Su objetivo es conseguir que aprovechando la facilidad de penetración de los mensajes rancios y de tipo vernacular, el equilibrio entre sentimiento y razón -binomio que siempre ha funcionado para la toma de decisiones sólidas- quede reducido tan solo al sentimiento. El público se ve inducido a valorar más los impactos emocionales que los racionales. Así, el sentimiento colectivo de veneración de lo antiguo, trabajado cuidadosamente por quienes prescriben, consigue unificar los criterios de elección del público y aumentar el beneficio comercial.
Pero no siempre es lo antiguo y lo vernacular el estímulo. Muchas veces el móvil viene del interés en parecer industrial, artesano, aprovechado, natural, descuidado e incluso cutre. Para la comprensión de este tipo de propuestas basadas generalmente en la excentricidad, no hace falta ningún nivel de competencia alto. Al contrario, el solo instinto capta con facilidad el mensaje explícito que se le ofrece y el morbo, que lamentablemente suele asociar diseño a extravagancia, termina de hacer el trabajo. La coherencia funcional, la formalización consecuente, los argumentos firmes, la experimentación serena...exigen esfuerzo. Estos valores, salvo alguna excepción, no interesan al gran público decantado a consumir lo que “estar de moda” recomienda, es decir, las trivialidades más fáciles de asimilar -aunque incluyan falsedades y sucedáneos- impuestas por los aprovechados que dirigen las tendencias desde fuera de la profesión.
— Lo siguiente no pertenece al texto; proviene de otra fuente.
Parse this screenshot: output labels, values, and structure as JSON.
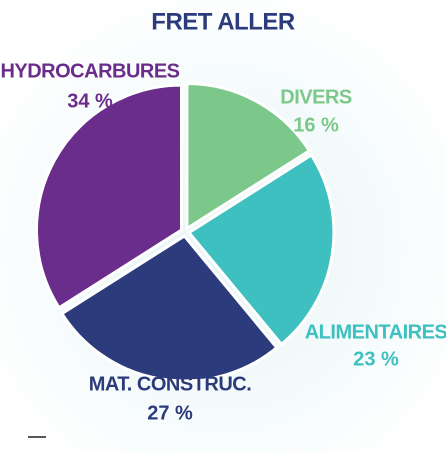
{
  "chart_data": {
    "type": "pie",
    "title": "FRET ALLER",
    "categories": [
      "DIVERS",
      "ALIMENTAIRES",
      "MAT. CONSTRUC.",
      "HYDROCARBURES"
    ],
    "values": [
      16,
      23,
      27,
      34
    ],
    "value_labels": [
      "16 %",
      "23 %",
      "27 %",
      "34 %"
    ],
    "colors": [
      "#7cc88a",
      "#3ebfc0",
      "#2c3b7b",
      "#6b2d8c"
    ]
  }
}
Para apreciar la obra de arte -o cualquier fenómeno plástico, podríamos añadir-, David Hume consideraba necesaria la concurrencia de dos constantes: la novedad y la facilidad. Sin novedad, afirmaba, la obra no interesa, pero sin un poco de facilidad que permita comprenderla tampoco logra la adhesión del público no iniciado. Luego, ¿es la novedad fácil lo que mueve al público? El estudioso de la estética Gillo Dorfles escribía en 1970: ”en realidad, el público siempre quiere lo viejo (más que lo nuevo) o algo nuevo que sea tan fácil de comprender como lo viejo”. El desinterés actual por las propuestas profundamente innovadoras, aquellas que necesitan esfuerzo para asimilarlas, vuelve a demostrar la vigencia de este fenómeno. De eso a la extensión del decorativismo solo hay un paso y todos los finales de etapa lo han sufrido.
Viene bien recordar que a principios del siglo XX, Eugeni d´Ors, escritor catalán impulsor del Novecentismo, preocupado por los excesos decorativos del último Modernismo, exclamó, haciendo referencia a los decoradores: “fantasistas truculentos, inventores de incongruencias, individualistas lastimosos”. Así era percibido por algunos el decorativismo. El movimiento cíclico de la historia nos ha devuelto una situación un poco similar. Pero lo que sorprende ahora, después de una etapa fructuosa de innovación como la que ha habido, es que pueda cuajar simultáneamente y en clave decorativa una veneración tan acusada por la antigüedad y la novedad ficticias como la que existe y que dificulta considerablemente el avance de las soluciones progresistas que alimentaron un auténtico laboratorio de ideas en la etapa anterior. Sin duda, la crisis también hace que se retroceda mucho en este sentido.